Elena Poniatowska ha bebido el contenido de la vida, sigue lúcida y gentil, no ha perdido la principal facultad que hace tiempo extraviamos los españoles: la de escuchar. Y “porque siempre hay algo que te va a sacar de la casa, como un terremoto”, pronunció con ese humor fino, mexicano, hecho de fibras que mezclan París, Polonia (su madre, Paulette Amor, era hija de una familia porfiriana exiliada tras lasrevolución y en la capital francesa se casó con un miembro de la casa real polaca), América toda, un español que bruñe y no deslumbra, sino que alumbra por debajo y entre líneas, como cuando, citando una frase pintada en una manta que portaba un integrante del movimiento #yosoy132, nos calentó de nuevo la boca como un aguardiente reposado, y eso que yo no sé beber:
Si tú no ardes
Yo no ardo
Y si no ardemos juntos
Quién iluminará esta oscuridad?
Dijo Elena Poniatowska, y todos supimos que hablaba no solo de ella, aunque hablara sobre todo de ella: “soy lo que soy por las miles de voces que he escuchado.

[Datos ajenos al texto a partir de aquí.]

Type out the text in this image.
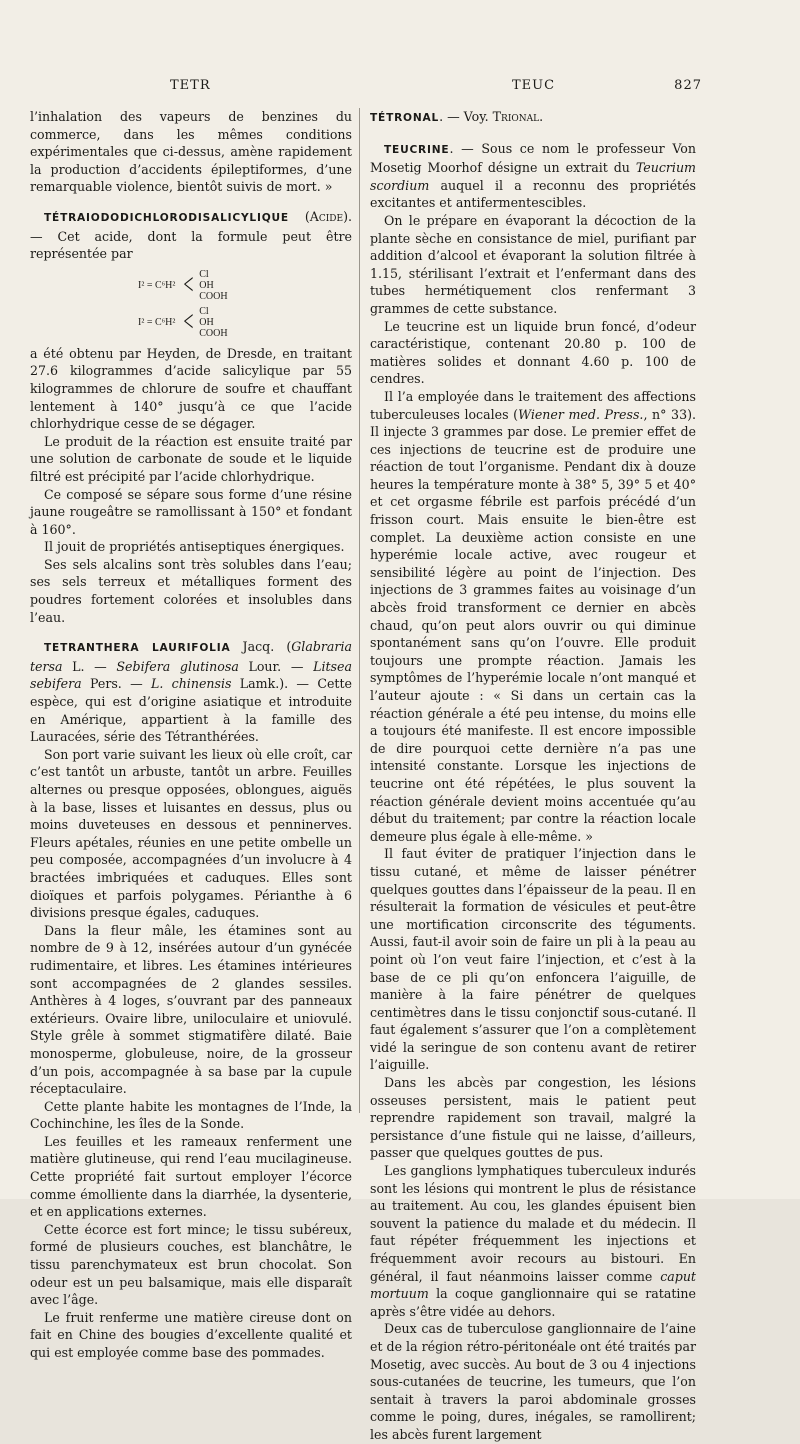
TETR	TEUC	827

l’inhalation des vapeurs de benzines du commerce, dans les mêmes conditions expérimentales que ci-dessus, amène rapidement la production d’accidents épileptiformes, d’une remarquable violence, bientôt suivis de mort. »

TÉTRAIODODICHLORODISALICYLIQUE (Acide). — Cet acide, dont la formule peut être représentée par

I² = C⁶H² < Cl
OH
COOH
I² = C⁶H² < Cl
OH
COOH

a été obtenu par Heyden, de Dresde, en traitant 27.6 kilogrammes d’acide salicylique par 55 kilogrammes de chlorure de soufre et chauffant lentement à 140° jusqu’à ce que l’acide chlorhydrique cesse de se dégager.

Le produit de la réaction est ensuite traité par une solution de carbonate de soude et le liquide filtré est précipité par l’acide chlorhydrique.

Ce composé se sépare sous forme d’une résine jaune rougeâtre se ramollissant à 150° et fondant à 160°.

Il jouit de propriétés antiseptiques énergiques.

Ses sels alcalins sont très solubles dans l’eau; ses sels terreux et métalliques forment des poudres fortement colorées et insolubles dans l’eau.

TETRANTHERA LAURIFOLIA Jacq. (Glabraria tersa L. — Sebifera glutinosa Lour. — Litsea sebifera Pers. — L. chinensis Lamk.). — Cette espèce, qui est d’origine asiatique et introduite en Amérique, appartient à la famille des Lauracées, série des Tétranthérées.

Son port varie suivant les lieux où elle croît, car c’est tantôt un arbuste, tantôt un arbre. Feuilles alternes ou presque opposées, oblongues, aiguës à la base, lisses et luisantes en dessus, plus ou moins duveteuses en dessous et penninerves. Fleurs apétales, réunies en une petite ombelle un peu composée, accompagnées d’un involucre à 4 bractées imbriquées et caduques. Elles sont dioïques et parfois polygames. Périanthe à 6 divisions presque égales, caduques.

Dans la fleur mâle, les étamines sont au nombre de 9 à 12, insérées autour d’un gynécée rudimentaire, et libres. Les étamines intérieures sont accompagnées de 2 glandes sessiles. Anthères à 4 loges, s’ouvrant par des panneaux extérieurs. Ovaire libre, uniloculaire et uniovulé. Style grêle à sommet stigmatifère dilaté. Baie monosperme, globuleuse, noire, de la grosseur d’un pois, accompagnée à sa base par la cupule réceptaculaire.

Cette plante habite les montagnes de l’Inde, la Cochinchine, les îles de la Sonde.

Les feuilles et les rameaux renferment une matière glutineuse, qui rend l’eau mucilagineuse. Cette propriété fait surtout employer l’écorce comme émolliente dans la diarrhée, la dysenterie, et en applications externes.

Cette écorce est fort mince; le tissu subéreux, formé de plusieurs couches, est blanchâtre, le tissu parenchymateux est brun chocolat. Son odeur est un peu balsamique, mais elle disparaît avec l’âge.

Le fruit renferme une matière cireuse dont on fait en Chine des bougies d’excellente qualité et qui est employée comme base des pommades.

TÉTRONAL. — Voy. Trional.

TEUCRINE. — Sous ce nom le professeur Von Mosetig Moorhof désigne un extrait du Teucrium scordium auquel il a reconnu des propriétés excitantes et antifermentescibles.

On le prépare en évaporant la décoction de la plante sèche en consistance de miel, purifiant par addition d’alcool et évaporant la solution filtrée à 1.15, stérilisant l’extrait et l’enfermant dans des tubes hermétiquement clos renfermant 3 grammes de cette substance.

Le teucrine est un liquide brun foncé, d’odeur caractéristique, contenant 20.80 p. 100 de matières solides et donnant 4.60 p. 100 de cendres.

Il l’a employée dans le traitement des affections tuberculeuses locales (Wiener med. Press., n° 33). Il injecte 3 grammes par dose. Le premier effet de ces injections de teucrine est de produire une réaction de tout l’organisme. Pendant dix à douze heures la température monte à 38° 5, 39° 5 et 40° et cet orgasme fébrile est parfois précédé d’un frisson court. Mais ensuite le bien-être est complet. La deuxième action consiste en une hyperémie locale active, avec rougeur et sensibilité légère au point de l’injection. Des injections de 3 grammes faites au voisinage d’un abcès froid transforment ce dernier en abcès chaud, qu’on peut alors ouvrir ou qui diminue spontanément sans qu’on l’ouvre. Elle produit toujours une prompte réaction. Jamais les symptômes de l’hyperémie locale n’ont manqué et l’auteur ajoute : « Si dans un certain cas la réaction générale a été peu intense, du moins elle a toujours été manifeste. Il est encore impossible de dire pourquoi cette dernière n’a pas une intensité constante. Lorsque les injections de teucrine ont été répétées, le plus souvent la réaction générale devient moins accentuée qu’au début du traitement; par contre la réaction locale demeure plus égale à elle-même. »

Il faut éviter de pratiquer l’injection dans le tissu cutané, et même de laisser pénétrer quelques gouttes dans l’épaisseur de la peau. Il en résulterait la formation de vésicules et peut-être une mortification circonscrite des téguments. Aussi, faut-il avoir soin de faire un pli à la peau au point où l’on veut faire l’injection, et c’est à la base de ce pli qu’on enfoncera l’aiguille, de manière à la faire pénétrer de quelques centimètres dans le tissu conjonctif sous-cutané. Il faut également s’assurer que l’on a complètement vidé la seringue de son contenu avant de retirer l’aiguille.

Dans les abcès par congestion, les lésions osseuses persistent, mais le patient peut reprendre rapidement son travail, malgré la persistance d’une fistule qui ne laisse, d’ailleurs, passer que quelques gouttes de pus.

Les ganglions lymphatiques tuberculeux indurés sont les lésions qui montrent le plus de résistance au traitement. Au cou, les glandes épuisent bien souvent la patience du malade et du médecin. Il faut répéter fréquemment les injections et fréquemment avoir recours au bistouri. En général, il faut néanmoins laisser comme caput mortuum la coque ganglionnaire qui se ratatine après s’être vidée au dehors.

Deux cas de tuberculose ganglionnaire de l’aine et de la région rétro-péritonéale ont été traités par Mosetig, avec succès. Au bout de 3 ou 4 injections sous-cutanées de teucrine, les tumeurs, que l’on sentait à travers la paroi abdominale grosses comme le poing, dures, inégales, se ramollirent; les abcès furent largement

Mi agradecimiento al otro es infinito”. Y nosotros a ella. ¿Qué hacer sino ponernos los zapatos y salir a la calle a cuerpo gentil, a escuchar, a buscar las historias que le dan sentido a una existencia que demasiado a menudo parece no tenerla? Es una forma decente de ganarle la partida a la muerte y a la estulticia. Hay mucho que hacer. Sobre todo ahora que vuelve a amanecer sobre la ciudad de México y los gatos de Monsivais y nosotros tenemos que buscar dónde desayunar, el sentido de la vida, un chiste, un chisme, un relato que nos saque de la salmuera y del país del sueño. Tras el boom de la narrativa, aquí está el boom de la realidad. Vamos.